Rita Segato*, antropóloga, investigadora, feminista, en su libro Las Estructuras Elementales de la Violencia resalta el carácter disciplinador de la violación, como castigo o venganza a “una mujer genérica que salió de su lugar”; es decir que salió de su posición de subordinada en un sistema de estatus. Frente a esto la respuesta es la coacción, recordarle frecuentemente que ocupa un cuerpo femenino, que es socialmente vulnerable y que puede ser socialmente vulnerado, debido a que pone en cuestión la posición del hombre en ese mismo sistema de estatus donde la respuesta coercitiva patriarcal más violenta es la violación. Segato entiende a la violación como un mandato que es parte de la identidad del sujeto masculino, el hombre debe violar para ser hombre, así sea una violación simbólica, alegórica a través de miradas indiscretas, comentarios, etc.
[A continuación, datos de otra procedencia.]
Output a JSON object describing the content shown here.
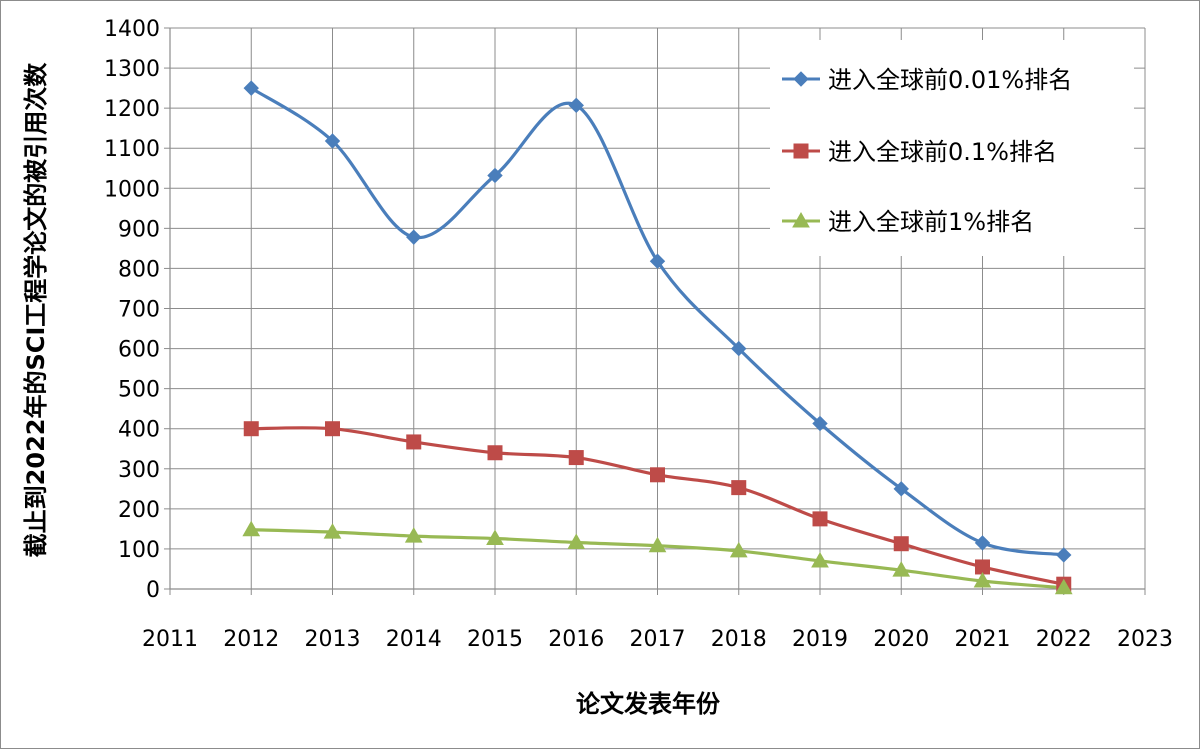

Sobre esto Pateman afirma que la violación en este contexto puede comprenderse como una necesidad estructural de mantenimiento del status masculino y a la vez se puede evidenciar una complicidad fraternal para mantener el orden masculino en el lugar de trabajo. Esto se expresa en el espacio universitario, así lo cuenta la Dra. Paola Acosta*

– A mí me intentaron violar más de una vez. Mientras estudiaba, un profesor en su despacho me intentó atacar mientras yo estaba de espaldas, yo le rompí la cabeza con un tren de metal que tenía en el escritorio (…) . Perdí esa materia, porque al quejarme la única respuesta que supieron darme fue: ‘no le creo, pero por las dudas repita la materia con otro profesor’ y me atrasé el posgrado un año. Otra vez en cambio un asistente de cátedra debía pasarme unas notas, nunca me pasaba la nota para que yo vaya a verle, y una vez me encerró en un laboratorio, yo rompí la ventana por la desesperación, y me escapé. Al final me tocó pagar la ventana y él no tuvo ningún problema por eso.

 

Formas de acoso sexual y discriminación de género

Segato menciona que el poder no existe sin la subordinación, ambos son productos de un mismo proceso, una misma estructura. En el artículo Poder, estatus y abuso en el trabajo: acoso general y acoso sexual en comparación, Steven López, Randy Hodson y Vincent Roscigno, investigadores de la Universidad Estatal de Ohio, mencionan que el acoso general y el acoso sexual son similares en que ambos descansan en la defesa del poder, en degradar la dignidad del otro para proteger el propio estado de identidad. Ambos fenómenos surgen de patrones de violencia hacia el otro y se dan en la rutina de actividades.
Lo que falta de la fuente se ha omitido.